The participants were taught, and practiced through various role-playing exercises, skills designed to identify the real issues in dispute and resolve them at the earliest stage possible. Through an attitude survey completed prior to the conference and again several months later, the effects of this conference on the participants was measured as it impacted on resident care, job satisfaction, perceptions of the union and management, view of the process itself, and results of grievances.
he attitudes in every one of these categories improved for both management and union participants. For the management representatives, significant improvements in the effects on resident care and on the results of the process were most evident.
For the union stewards, their views of how both union and management representatives did their jobs, as well as positive attitudes towards the process and results, were significantly improved. The conference not only improved their understanding of the process, but also improved the efficiency of the process itself towards positive outcomes.
This was confirmed by comparing data collected on the grievance resolution patterns of both the participating group and the control group before the conference and during a follow up several months later. While the number of grievances for both groups did not change during this time, the group attending the conference witnessed a dramatic drop in the number of cases that required outside assistance. The control group's numbers actually increased.
The results from both the attitude survey and the grievance data support the premise underlying this study: a cooperative labour relations environment improves morale and positively impacts resident care. Experience, the literature, and the feedback from participants confirms that building cooperative labour relations requires the front-line labour relations practitioners—management supervisors and union stewards—to be trained in the requisite skills to make it happen.
In dissecting the data gleaned from this study, several secondary theories can be advanced.
- As the problem-solving skills of supervisors and stewards increase, their reliance on third-party assistance decreases. Given the cost of arbitration, economic arguments can be advanced for greater investment in skills training. This is true without accounting for the expressed dislike on both sides for third-party solutions.

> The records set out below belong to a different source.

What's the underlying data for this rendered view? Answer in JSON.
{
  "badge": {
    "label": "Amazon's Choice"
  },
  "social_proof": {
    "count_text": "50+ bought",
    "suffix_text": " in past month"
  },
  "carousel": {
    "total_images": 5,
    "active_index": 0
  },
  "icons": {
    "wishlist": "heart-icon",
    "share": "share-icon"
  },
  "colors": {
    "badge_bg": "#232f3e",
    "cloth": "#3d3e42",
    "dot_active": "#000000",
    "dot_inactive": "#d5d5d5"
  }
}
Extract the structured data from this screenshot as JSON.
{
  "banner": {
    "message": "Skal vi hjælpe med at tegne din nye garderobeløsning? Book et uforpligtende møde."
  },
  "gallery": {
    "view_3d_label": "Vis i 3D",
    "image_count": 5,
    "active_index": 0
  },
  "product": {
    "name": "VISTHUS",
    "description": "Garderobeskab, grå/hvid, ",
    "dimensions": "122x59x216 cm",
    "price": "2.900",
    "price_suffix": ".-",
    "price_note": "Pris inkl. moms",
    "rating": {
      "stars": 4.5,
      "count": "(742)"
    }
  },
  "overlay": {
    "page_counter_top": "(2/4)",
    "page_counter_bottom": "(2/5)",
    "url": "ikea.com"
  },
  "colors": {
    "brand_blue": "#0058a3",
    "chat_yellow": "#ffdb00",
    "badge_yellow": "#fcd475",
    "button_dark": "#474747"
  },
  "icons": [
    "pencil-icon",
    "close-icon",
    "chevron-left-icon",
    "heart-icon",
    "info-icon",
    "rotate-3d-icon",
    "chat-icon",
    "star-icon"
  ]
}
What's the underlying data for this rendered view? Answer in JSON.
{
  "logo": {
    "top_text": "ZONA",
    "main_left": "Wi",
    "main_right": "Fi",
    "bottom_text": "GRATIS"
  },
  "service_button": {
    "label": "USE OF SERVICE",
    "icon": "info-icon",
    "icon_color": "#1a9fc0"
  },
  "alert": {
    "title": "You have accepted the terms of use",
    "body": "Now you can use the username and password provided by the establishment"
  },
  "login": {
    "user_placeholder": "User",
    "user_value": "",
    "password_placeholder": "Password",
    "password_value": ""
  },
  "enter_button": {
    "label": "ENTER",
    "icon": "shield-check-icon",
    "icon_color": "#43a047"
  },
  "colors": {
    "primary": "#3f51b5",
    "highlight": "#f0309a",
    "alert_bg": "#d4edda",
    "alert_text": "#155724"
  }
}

- The effect of this training was greater on the stewards than it was on management participants. Of particular note is the significant increase in appreciation for the role of management and union representatives. This may point to the need for more stewards education regarding the labour-management process.
- The data regarding grievance resolution after the conference, and the positive attitudes towards the labour-management process and results obtained from it, indicate that there is a correlation between attitudes and measurable outcomes. While no specific outcomes can be measured to test the positive attitudes toward improved resident care, it should be noted that this attitude is evident on the part of both labour and management participants.
The quantifiable results, combined with the positive anecdotal feedback received by both management and union representatives on the steering committee, leave the impression that more initiatives designed to improve the communication and problem-solving skills of workers and management in the long-term care sector, make both labour relations sense and offer promise for improved care for our residents.
The 1990s was a decade of significant change and turmoil in the long-term health-care sector. The labour relations parties have had to sort out many of the practical implications of cutbacks, restructuring, and other initiatives. By virtue of both doing their jobs, inevitable tensions and conflicts arise.
In turning the corner on a new decade, it is hoped that the parties can focus on more productive joint initiatives like the pilot project described in this report. By caring together, we can make our long-term care facilities a happier place to live and work.